Alimentos estão mais caros e mercados culpam exportação

Óleo, leite e seus derivados, arroz e carne. Esses são alguns dos produtos que tiveram um aumento expressivo no seus preços. Enquanto consumidores culpam mercados, os estabelecimentos afirmam que é devido à exportação dos produtos primários e aumento dos preços por parte das indústrias. Além disso, o aumento do dólar também é citado por gerentes de mercados.

De acordo com o gerente do Paraná Supermercado, Rodrigo Nepomuceno, aumento do dólar e pandemia são fatores que causaram esse aumento. “O que está muitas vezes em falta é o básico, por causa da pandemia.

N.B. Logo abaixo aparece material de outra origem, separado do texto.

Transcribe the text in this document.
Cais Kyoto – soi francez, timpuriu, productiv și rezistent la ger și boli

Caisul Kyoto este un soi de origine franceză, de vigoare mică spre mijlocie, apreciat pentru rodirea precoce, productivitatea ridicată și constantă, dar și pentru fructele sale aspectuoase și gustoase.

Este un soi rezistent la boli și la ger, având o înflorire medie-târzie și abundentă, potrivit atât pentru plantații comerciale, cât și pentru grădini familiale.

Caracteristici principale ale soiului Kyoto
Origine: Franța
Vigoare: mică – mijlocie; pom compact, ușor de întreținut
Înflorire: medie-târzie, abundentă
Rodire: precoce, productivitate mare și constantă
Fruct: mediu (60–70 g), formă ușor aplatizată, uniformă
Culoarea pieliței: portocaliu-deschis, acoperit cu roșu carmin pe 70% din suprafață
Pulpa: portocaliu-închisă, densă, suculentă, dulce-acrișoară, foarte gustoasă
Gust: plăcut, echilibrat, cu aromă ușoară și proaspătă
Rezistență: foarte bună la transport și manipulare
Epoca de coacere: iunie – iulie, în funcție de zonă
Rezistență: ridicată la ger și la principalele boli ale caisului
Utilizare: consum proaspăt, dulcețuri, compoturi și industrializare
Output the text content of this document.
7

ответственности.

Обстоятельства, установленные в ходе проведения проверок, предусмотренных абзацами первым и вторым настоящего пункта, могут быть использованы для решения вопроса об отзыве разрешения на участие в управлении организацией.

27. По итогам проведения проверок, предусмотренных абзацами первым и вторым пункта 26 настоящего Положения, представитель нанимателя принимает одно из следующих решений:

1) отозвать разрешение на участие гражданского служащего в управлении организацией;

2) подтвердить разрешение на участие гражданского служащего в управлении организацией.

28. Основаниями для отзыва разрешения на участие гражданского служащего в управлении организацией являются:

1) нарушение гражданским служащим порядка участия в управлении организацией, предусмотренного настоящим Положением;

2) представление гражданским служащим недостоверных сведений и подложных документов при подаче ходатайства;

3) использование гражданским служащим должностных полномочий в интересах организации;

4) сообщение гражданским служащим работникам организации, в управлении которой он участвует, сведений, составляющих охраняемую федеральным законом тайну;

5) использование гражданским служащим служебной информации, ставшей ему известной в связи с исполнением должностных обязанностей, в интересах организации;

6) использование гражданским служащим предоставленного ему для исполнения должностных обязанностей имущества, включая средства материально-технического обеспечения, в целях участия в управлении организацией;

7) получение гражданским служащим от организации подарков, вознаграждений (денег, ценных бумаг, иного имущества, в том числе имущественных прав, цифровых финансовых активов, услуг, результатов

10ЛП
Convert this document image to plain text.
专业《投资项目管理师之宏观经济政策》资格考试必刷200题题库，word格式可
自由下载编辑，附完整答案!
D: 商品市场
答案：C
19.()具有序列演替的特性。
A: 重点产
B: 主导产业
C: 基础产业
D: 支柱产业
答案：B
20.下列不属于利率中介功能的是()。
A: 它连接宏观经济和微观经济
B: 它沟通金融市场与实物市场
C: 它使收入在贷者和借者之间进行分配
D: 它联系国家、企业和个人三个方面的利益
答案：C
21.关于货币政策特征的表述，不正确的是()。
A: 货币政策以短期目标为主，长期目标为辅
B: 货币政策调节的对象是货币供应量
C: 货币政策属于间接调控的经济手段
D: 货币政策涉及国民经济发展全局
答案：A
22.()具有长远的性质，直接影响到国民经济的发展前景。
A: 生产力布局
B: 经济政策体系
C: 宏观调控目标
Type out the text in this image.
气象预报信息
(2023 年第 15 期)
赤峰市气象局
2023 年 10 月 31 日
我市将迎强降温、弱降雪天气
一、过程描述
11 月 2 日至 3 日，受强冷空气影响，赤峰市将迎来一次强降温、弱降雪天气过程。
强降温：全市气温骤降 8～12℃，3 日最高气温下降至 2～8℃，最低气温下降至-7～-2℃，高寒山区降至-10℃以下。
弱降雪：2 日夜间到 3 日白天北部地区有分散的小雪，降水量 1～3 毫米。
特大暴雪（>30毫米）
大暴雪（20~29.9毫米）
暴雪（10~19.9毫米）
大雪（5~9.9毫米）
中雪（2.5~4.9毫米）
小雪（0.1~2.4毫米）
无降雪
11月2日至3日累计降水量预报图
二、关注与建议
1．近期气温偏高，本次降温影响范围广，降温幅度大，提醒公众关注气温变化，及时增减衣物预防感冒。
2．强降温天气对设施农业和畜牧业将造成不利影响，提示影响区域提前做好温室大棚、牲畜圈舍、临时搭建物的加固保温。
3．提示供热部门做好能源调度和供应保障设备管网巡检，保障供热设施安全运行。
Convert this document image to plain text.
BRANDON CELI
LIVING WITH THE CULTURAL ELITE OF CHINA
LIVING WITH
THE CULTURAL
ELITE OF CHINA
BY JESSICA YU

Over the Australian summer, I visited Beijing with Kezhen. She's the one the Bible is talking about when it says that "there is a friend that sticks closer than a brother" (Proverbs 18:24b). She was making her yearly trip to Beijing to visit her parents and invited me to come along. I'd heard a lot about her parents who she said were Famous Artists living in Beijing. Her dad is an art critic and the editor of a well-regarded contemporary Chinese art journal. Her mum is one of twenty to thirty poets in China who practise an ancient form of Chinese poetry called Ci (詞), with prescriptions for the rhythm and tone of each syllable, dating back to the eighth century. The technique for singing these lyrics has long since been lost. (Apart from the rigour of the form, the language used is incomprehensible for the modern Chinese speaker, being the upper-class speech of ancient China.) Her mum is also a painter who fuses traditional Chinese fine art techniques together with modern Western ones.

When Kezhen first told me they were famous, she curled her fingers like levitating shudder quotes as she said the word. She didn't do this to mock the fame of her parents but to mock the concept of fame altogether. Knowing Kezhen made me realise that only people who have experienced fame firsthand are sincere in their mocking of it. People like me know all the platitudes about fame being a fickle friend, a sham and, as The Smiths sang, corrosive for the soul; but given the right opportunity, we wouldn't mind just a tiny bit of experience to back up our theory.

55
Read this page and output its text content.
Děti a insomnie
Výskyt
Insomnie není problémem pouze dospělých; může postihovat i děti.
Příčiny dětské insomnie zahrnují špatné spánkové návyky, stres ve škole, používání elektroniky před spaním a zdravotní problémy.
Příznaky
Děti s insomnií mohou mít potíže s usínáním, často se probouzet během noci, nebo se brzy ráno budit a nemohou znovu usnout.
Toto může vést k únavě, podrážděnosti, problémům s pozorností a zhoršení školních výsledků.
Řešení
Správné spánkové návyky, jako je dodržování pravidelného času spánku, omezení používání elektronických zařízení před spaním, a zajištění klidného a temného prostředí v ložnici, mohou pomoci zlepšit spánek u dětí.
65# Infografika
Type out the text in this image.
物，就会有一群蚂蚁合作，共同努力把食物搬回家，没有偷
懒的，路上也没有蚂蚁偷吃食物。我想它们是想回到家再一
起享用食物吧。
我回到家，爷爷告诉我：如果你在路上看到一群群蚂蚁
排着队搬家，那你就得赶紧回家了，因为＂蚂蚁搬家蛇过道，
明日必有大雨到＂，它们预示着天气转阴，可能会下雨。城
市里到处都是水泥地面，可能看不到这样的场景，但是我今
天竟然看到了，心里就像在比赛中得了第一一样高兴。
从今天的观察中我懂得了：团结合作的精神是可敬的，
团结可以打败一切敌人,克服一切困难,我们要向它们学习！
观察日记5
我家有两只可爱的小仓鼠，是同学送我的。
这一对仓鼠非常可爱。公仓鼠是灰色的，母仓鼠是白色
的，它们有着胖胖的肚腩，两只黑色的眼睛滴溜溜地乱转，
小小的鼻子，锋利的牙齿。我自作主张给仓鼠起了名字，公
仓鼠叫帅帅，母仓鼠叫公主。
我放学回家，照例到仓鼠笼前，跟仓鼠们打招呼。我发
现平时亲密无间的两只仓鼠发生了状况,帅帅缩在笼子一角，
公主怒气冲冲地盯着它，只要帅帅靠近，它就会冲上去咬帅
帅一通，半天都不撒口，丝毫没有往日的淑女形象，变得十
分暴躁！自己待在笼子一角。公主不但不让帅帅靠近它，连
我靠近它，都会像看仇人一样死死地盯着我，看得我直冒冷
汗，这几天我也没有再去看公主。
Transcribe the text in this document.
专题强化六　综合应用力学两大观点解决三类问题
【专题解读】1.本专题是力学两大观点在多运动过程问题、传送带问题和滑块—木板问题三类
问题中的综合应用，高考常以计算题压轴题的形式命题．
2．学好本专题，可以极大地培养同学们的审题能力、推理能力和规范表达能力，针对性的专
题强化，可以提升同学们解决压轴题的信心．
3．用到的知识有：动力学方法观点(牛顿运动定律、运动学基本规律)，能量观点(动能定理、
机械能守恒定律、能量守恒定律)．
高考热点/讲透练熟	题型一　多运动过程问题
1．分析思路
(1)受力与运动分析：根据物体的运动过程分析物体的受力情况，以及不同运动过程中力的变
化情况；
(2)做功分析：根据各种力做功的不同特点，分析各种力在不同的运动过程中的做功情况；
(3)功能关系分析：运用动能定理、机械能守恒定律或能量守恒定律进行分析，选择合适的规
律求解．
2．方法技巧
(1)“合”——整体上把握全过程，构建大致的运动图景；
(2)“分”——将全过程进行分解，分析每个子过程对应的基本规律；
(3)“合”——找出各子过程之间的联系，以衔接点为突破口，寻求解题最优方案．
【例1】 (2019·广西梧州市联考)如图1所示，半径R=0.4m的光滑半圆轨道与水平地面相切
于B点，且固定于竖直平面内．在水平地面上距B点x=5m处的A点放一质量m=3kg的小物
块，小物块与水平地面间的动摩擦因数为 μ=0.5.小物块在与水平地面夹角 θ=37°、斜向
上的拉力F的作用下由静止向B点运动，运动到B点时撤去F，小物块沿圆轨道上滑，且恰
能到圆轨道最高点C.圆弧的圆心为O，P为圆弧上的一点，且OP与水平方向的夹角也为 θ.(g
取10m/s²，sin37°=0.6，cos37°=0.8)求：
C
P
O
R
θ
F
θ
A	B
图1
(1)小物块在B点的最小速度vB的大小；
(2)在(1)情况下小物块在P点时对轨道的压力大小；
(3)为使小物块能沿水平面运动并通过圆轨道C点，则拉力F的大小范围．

O dólar também subiu, a demanda não conseguiu suprir e o que saiu foi exportado”, disse.

Segundo o gerente, o mercado não aumentou a margem de lucro durante o período mais crítico da pandemia, apenas se adequou aos preços de compra de indústrias. “Nossa margem de lucro é a mesma, não subimos. A gente apenas repassa e muitas vezes as pessoas não entendem e criticam os mercados. O óleo, por exemplo, a gente vendia a R$ 2,99 o litro. Mas como compramos mais caro o produto sai mais caro”, afirmou. O litro de óleo é vendido agora em torno de R$ 5, e ainda pode ser considerado um dos preços mais baixos da cidade.

Para Nepomuceno, a situação pode se complicar ainda mais. “Arroz ainda vai faltar, está mais caro e as pessoas que possuem não vendem, porque sabem que vai faltar. A demanda está muito alta. Tem pouco e o que tem é importado”, esclareceu.

“Para o mercado é muito ruim o aumento, gostaria de vender barato, gostamos de fazer o produto rodar, mas está difícil”, disse o gerente.

Conforme Nepomuceno, o supermercado busca fazer ofertas para não pesar tanto no bolso do cliente. “A gente procura pegar um produto fazer uma oferta. Hoje temos no óleo, no arroz, baixamos (o preço de) um produto de limpeza, um café, para que o consumidor não sinta muito no bolso”, afirmou. O gerente ainda reforça que os clientes tem optado por outras marcas que ofereçam preços mais acessíveis.

De acordo com o gerente do Supermercado Planalto, Wilson Aparecido Jacinto, nos últimos 30 dias os produtos tiveram aumentos de 30 a 70%. “O segmento inteiro teve aumento, arroz, feijão, o mercado inteiro. Desde uma carne, óleo, cerveja. E não deve ficar só nisso, ainda deve ter mais aumento”, disse. Apesar do aumento em grande parte dos produtos, no contexto geral as pessoas têm falado mais do aumento referente à cesta básica.

Para o gerente, os maiores envolvidos nesse aumento são os fornecedores da indústrias.

Segundo Jacinto, a margem de lucro trabalhada pelo mercado teve que passar por alterações. “Tivemos ate que recuar a margem para acompanhar a concorrência. Por exemplo, de 3% margem de lucro há dias atrás, hoje tenho que reduzir para 1%”, afirmou.

Consumidor

Para a psicoterapeuta, Elizete Magon, o que mais a impactou foram os preços do óleo e arroz. “O arroz que eu comprava, pagava R$ 19 e hoje o valor está em R$ 28. E o óleo, fui ao mercado e estava R$ 3,20, depois aumentou para R$ 4 e agora já chega aos R$ 5,90”, afirmou.

Mesmo com o aumento dos preços, Elizete ainda compra os mesmos produtos, mas agora busca estabelecimentos com preços mais em conta. “Tenho procurado consumir o que eu consumia mesmo, mas pesquiso valores. Hoje temos a facilidade do Whats App. Você consegue entrar online no mercado, pesquisa preço e depois vai buscar o produto. Não deixei de consumir o que gosto, mas tenho procurado”, explicou. “A carne eu compro em um açougue em São Tomé que é mais em conta e muito mais barato”, acrescentou Elizete.

De acordo com a do lar, Tânia Camargo, os produtos que pesaram mais em seu bolso foram o arroz, feijão, óleo e leite. “Devido ao aumento, a gente procura consumir menos, e o que da para trocar de marca, a gente troca. Opto por outra marca, uma mais barata, que de certo e que a gente goste também”, disse.

A servidora pública, Zilda Borges, se surpreendeu com os preços do arroz, óleo, mas achou que os itens do mercado estariam mais caros devido à pandemia. “O que tenho achado mais caro é o arroz, óleo, a carne subiu um pouco também, mas o resto está com um preço bom, com a pandemia achamos que estaria até pior”, afirmou.

Como forma de solução e para poupar um pouco dinheiro, a solução de Zilda foi trocar a marca o arroz. Para ela, as importações não deveriam interferir no preço pago pelo consumidor. “Tinha que dar um basta para não subir tanto”, concluiu.